Il ya quelques jours, un ami me disait: «Ben Ali me manque déjà… Qui vais-je insulter maintenant? A qui vais-je en vouloir ? Il est un peu malade en plus, il ne faut pas qu’il meurt… Et puis qu’est ce qu’on s’en fout!». Ce n’est finalement pas le personnage de Ben Ali en lui-même qui nous dérangeait directement, mais plutôt l’implantation et l’enracinement du système pourri instauré par ce dernier. Le président déchu et ses anciens ministres donnaient l’impression de vivre sur une autre planète. On les voyait des les rues qu’au cours de mises en scène bien orchestrées par notre légendaire «parti-Etat» et filmées bien comme il faut par notre bbc national TUNIS7. Ces gens qu’on payait pour applaudir et scander le nom de Ben Ali jusqu’à irriter leur cordes vocales, de quoi vont-ils vivre maintenant? Est-ce qu’un jour on aura un rapport détaillé, transparent et exhaustif sur les agissements du RCD? Veut on ou je dirais plutôt, peut-on réellement rompre tout lien avec ce maudit parti? La 1ere force de cet exemple en matière de système d’oppression contemporain, c’est sans aucun doute la police et tout ce qui gravite autour de cette institution en Tunisie.

«L’ensemble de la nébuleuse sécuritaire de Ben Ali (garde et sécurité présidentielle, services de renseignements, police, dont les sinistres Ninjas) comptait autour de 150.000 hommes. Au sommet de cette pyramide, transformée en une sorte de milice privée, la garde présidentielle réunit environ 5.?000 hommes. Triés sur le volet, sélectionnés sur concours au sein des services de sécurité et surentraînés, ces hommes disposent de gros moyens matériels et d’armes sophistiquées. A la tête de cette force d’élite, le général Ali Seriati, sécurocrate du régime», D’après jeune Afrique.

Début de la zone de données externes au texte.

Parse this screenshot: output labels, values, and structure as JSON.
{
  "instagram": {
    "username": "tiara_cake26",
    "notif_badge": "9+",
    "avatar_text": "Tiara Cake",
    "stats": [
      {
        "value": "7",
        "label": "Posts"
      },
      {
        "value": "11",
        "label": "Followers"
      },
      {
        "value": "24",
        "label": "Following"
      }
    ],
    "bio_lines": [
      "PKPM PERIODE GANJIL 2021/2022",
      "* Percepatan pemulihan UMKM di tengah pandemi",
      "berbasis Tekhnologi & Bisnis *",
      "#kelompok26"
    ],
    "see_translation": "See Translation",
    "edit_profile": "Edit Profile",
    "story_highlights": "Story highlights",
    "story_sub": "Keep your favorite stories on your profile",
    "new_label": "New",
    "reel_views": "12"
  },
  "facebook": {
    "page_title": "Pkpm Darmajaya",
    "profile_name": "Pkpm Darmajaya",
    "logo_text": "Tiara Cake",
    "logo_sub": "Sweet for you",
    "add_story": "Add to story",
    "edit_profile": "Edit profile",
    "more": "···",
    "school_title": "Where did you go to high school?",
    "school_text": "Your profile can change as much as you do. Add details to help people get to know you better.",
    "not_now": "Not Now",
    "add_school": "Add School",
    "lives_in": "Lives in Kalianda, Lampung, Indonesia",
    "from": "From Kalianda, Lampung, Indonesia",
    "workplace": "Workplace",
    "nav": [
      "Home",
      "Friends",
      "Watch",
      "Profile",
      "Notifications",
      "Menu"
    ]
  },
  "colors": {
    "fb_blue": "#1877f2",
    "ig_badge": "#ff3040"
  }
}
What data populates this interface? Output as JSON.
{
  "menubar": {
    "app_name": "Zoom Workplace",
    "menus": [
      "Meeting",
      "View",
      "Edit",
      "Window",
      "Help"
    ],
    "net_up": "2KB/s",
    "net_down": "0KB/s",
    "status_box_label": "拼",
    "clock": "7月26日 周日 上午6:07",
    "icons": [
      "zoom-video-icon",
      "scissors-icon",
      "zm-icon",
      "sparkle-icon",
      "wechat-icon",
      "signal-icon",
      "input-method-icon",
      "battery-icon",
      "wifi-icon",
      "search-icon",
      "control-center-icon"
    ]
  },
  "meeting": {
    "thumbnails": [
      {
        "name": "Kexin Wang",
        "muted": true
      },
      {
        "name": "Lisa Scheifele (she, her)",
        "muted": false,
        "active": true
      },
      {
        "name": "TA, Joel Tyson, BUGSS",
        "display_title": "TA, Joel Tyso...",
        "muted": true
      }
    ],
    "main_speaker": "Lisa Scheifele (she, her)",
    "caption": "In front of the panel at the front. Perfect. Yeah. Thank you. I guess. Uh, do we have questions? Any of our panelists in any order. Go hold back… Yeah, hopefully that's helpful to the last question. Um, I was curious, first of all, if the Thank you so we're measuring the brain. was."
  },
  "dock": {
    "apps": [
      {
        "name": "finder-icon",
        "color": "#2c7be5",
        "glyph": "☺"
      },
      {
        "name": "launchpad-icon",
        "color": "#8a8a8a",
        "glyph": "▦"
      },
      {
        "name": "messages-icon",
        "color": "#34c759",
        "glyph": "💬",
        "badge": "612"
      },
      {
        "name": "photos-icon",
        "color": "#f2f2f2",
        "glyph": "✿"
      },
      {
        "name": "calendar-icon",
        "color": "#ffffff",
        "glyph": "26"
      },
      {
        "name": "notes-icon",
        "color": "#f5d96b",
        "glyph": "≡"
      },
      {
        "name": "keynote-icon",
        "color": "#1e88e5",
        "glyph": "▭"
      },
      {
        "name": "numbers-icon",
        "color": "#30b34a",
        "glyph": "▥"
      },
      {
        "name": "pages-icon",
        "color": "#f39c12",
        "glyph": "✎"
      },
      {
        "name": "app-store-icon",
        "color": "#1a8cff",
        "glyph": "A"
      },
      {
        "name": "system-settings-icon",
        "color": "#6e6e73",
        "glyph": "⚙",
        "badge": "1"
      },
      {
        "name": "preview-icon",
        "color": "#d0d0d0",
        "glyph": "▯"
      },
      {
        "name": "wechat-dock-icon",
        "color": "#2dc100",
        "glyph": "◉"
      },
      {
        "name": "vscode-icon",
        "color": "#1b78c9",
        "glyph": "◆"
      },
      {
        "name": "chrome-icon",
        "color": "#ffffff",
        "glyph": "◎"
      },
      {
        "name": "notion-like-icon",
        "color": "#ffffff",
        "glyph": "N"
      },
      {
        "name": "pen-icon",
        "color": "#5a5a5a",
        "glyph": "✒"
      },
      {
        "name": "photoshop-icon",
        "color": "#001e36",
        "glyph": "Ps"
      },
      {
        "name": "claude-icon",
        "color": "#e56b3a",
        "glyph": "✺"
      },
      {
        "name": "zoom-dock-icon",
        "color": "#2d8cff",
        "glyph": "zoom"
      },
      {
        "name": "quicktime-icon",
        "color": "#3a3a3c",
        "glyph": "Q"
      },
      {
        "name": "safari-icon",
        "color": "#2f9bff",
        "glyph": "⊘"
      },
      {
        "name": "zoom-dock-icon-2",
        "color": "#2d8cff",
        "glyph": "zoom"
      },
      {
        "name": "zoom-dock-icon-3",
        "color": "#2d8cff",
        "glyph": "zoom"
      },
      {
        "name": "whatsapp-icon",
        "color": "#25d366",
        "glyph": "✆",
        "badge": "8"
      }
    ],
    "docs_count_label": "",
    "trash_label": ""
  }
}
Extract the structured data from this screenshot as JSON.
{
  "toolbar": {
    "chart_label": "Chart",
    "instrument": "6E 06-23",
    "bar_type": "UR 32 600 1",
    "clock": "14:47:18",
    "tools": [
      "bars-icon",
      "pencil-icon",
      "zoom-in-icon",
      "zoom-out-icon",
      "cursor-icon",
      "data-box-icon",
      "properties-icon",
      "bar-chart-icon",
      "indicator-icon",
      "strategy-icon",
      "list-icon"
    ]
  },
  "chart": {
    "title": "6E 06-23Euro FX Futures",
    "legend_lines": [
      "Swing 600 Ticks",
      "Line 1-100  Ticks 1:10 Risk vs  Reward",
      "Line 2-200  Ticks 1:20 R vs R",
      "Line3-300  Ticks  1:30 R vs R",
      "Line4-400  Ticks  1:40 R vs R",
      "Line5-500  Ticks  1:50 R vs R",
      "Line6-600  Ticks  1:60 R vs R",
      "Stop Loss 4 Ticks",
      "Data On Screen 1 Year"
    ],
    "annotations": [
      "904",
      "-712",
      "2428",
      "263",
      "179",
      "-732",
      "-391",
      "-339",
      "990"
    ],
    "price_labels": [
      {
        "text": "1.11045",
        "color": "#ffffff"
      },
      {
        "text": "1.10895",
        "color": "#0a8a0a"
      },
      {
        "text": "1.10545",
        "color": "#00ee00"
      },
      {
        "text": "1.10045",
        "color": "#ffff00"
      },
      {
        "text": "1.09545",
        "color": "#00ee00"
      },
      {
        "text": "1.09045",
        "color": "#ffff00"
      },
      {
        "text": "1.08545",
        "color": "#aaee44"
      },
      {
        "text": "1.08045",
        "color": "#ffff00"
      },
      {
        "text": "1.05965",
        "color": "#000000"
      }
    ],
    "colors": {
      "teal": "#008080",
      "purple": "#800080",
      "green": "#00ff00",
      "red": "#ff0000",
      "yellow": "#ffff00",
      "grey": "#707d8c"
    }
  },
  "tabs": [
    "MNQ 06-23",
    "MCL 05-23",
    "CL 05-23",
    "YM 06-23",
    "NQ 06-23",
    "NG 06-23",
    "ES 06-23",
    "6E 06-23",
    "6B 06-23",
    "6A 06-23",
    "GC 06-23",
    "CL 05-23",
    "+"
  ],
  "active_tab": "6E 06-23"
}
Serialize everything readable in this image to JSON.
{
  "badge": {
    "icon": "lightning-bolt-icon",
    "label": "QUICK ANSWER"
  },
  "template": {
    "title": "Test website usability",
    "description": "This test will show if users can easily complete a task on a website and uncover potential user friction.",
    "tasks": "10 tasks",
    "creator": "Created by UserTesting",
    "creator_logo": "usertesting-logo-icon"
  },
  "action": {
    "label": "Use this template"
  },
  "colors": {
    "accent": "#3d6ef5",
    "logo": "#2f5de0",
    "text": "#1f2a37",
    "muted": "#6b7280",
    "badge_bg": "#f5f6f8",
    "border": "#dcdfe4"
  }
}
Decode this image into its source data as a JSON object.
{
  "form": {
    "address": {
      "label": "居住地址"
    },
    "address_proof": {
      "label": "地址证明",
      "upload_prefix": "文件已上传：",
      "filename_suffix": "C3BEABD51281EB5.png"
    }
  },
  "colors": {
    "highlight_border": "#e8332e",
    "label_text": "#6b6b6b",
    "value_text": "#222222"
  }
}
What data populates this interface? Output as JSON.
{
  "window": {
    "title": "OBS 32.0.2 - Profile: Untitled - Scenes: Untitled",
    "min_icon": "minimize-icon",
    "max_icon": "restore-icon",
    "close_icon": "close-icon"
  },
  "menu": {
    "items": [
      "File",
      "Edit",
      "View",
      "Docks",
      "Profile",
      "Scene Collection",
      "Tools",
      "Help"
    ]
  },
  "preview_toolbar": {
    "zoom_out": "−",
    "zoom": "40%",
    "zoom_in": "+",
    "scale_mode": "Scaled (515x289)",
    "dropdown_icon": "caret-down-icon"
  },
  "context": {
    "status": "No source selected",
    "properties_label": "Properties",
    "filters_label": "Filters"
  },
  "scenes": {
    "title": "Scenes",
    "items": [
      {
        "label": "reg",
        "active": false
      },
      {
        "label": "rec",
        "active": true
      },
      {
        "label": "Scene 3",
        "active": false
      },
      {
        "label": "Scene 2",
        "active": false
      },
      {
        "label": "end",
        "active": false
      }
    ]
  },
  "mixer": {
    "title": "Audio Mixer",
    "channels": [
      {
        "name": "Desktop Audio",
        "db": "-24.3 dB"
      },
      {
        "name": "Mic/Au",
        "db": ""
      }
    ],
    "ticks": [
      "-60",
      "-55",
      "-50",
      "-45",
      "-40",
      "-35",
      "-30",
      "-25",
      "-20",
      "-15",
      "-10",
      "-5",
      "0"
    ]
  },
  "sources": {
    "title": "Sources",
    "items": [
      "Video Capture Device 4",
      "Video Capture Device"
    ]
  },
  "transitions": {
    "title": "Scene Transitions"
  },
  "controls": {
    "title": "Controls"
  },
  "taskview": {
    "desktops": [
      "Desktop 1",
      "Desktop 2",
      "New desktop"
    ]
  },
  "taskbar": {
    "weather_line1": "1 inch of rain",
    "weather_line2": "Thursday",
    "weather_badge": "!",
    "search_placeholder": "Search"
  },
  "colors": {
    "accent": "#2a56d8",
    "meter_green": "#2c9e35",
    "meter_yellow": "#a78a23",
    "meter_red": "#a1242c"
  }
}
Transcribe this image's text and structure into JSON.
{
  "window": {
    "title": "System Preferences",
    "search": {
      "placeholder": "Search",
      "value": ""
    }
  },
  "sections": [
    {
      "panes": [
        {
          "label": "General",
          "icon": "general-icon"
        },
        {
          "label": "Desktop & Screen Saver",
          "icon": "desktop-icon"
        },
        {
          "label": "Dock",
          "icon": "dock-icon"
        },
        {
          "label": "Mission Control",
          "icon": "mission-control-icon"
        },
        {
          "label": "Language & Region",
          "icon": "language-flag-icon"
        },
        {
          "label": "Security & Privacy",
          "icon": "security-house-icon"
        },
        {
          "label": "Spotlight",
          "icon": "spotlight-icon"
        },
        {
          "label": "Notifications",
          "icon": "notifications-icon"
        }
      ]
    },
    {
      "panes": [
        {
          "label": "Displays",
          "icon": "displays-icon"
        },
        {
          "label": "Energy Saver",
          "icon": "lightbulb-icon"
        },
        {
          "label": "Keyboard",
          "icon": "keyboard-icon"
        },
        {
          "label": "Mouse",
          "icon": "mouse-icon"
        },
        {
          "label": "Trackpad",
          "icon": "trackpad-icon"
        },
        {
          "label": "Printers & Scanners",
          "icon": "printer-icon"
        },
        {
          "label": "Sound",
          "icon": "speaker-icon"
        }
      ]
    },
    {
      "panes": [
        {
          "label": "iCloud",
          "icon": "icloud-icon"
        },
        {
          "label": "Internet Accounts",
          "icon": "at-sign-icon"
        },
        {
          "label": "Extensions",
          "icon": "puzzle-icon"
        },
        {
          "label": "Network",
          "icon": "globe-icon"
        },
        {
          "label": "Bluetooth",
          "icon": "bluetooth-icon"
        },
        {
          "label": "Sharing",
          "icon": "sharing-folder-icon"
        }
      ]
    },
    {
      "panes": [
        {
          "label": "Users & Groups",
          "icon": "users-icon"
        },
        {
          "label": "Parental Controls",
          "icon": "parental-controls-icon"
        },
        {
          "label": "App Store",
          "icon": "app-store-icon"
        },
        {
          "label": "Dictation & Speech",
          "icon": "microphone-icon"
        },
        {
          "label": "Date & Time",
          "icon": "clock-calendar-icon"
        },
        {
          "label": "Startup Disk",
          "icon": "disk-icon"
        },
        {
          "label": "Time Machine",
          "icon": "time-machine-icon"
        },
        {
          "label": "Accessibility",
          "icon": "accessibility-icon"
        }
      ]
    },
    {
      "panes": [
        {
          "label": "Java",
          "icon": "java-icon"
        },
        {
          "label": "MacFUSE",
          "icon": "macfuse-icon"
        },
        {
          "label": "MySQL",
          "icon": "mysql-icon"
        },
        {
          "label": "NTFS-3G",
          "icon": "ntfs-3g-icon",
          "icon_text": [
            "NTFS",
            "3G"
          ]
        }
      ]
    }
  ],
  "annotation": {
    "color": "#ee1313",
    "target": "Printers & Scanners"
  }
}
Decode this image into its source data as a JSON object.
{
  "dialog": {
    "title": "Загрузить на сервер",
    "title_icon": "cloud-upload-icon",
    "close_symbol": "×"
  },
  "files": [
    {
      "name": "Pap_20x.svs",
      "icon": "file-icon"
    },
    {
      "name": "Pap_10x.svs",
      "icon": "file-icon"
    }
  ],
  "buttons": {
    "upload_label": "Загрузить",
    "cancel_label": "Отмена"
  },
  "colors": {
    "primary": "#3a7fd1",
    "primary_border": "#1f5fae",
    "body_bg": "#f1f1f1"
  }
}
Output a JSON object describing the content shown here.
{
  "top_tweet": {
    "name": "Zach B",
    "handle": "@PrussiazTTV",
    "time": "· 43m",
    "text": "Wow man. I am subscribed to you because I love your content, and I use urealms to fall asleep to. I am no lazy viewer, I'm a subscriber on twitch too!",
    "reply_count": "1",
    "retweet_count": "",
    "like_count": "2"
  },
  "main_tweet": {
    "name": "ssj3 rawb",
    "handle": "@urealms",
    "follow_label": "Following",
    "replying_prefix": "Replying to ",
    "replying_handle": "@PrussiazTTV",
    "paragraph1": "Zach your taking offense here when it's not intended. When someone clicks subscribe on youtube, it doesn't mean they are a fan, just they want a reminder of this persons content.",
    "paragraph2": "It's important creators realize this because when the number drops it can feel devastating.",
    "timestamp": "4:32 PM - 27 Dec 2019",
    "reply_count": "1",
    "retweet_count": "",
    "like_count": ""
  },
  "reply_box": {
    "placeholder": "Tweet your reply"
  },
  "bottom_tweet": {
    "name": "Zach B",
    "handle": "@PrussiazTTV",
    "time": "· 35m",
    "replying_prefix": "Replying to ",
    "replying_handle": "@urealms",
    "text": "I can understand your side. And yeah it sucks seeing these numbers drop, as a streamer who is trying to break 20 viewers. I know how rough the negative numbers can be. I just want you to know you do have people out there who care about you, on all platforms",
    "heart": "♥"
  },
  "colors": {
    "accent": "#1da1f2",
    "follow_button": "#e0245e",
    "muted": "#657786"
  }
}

Nous avons vécu un très grand moment dans l’histoire du monde contemporain. Ce que nous avons réussi à accomplir, nous les Tunisiens, est un exploit à tous les égards. Certains n’y avaient pas cru au début, malgré tout l’engouement que ce mouvement avait suscité. Ces gens-là, je les comprends et je leur donne raison (tout comme Ben Ali nous avait tous si bien compris!). En effet, l’emprise qu’avait la police sur la population, son contrôle excessif et ses méthodes inhumaines rendaient tout bonnement impossible une telle réaction populaire. C’est là justement que réside toute la beauté de cette révolution: la soif de liberté et de démocratie a eu raison des fondations de la dictature en Tunisie: la police sous toutes ses formes, motivée par les biftons et la reconnaissance du tristement célèbre RCD.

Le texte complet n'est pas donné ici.